This folder contains the code for the entire InstrAug pipeline, which includes generation, post-processing (filtering) and dataset reconstruction. During generation stage, we "ask" LLaMA2-Chat-13B to generate augmented instructions from original ones.
- Create the environment to run llama using the provided configuration file.
conda env create -f env.yaml
conda activate llama
- Download llama2 checkpoint from this link (require application for access on Meta website).

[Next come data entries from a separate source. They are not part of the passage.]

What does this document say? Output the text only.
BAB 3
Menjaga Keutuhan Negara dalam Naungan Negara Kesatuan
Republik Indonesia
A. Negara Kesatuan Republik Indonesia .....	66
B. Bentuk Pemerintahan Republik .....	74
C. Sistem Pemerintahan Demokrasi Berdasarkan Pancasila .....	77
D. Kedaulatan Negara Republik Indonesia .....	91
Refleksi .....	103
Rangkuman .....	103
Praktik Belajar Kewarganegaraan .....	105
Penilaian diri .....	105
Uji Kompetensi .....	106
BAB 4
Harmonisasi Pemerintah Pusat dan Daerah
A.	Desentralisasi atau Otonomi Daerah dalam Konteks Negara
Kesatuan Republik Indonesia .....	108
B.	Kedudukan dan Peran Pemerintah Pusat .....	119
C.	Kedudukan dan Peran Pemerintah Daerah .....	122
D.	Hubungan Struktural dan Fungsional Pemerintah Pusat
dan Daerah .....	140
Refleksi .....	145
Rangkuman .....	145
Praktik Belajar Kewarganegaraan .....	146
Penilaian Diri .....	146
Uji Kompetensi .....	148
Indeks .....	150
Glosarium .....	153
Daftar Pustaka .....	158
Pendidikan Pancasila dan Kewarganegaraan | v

Put the checkpoint file in the folder
mkdir -p ./llama/ckpt/
cd llama/ckpt
git lfs install
git clone https://huggingface.co/meta-llama/Llama-2-13b-chat
- Download and preprocess MINS dataset following README_MINS.md
Guiding Instructions are already included in llama/gen_instr.txt
. You can also use customized guiding instructions by replacing the original content with them.
Simply run the generation script (we use 2 NVIDIA RTX A6000 48GB GPU in this step).
CUDA_VISIBLE_DEVICES='0,1' bash gen_new_inst.sh
The script first saves raw instructions into RAW_FILE
, then generate into GEN_TRG_FILE
.
The process next filter instructions in SRC_FILE
according to predefined rules to TRG_FILE
.
You must specified the filename in instruction_gen.py
before generation.
Run the following command to build instructions with augmented instructions. You should specify the number of instances per task (SIZE
) and filtered instruction version.
python build_new_dataset.py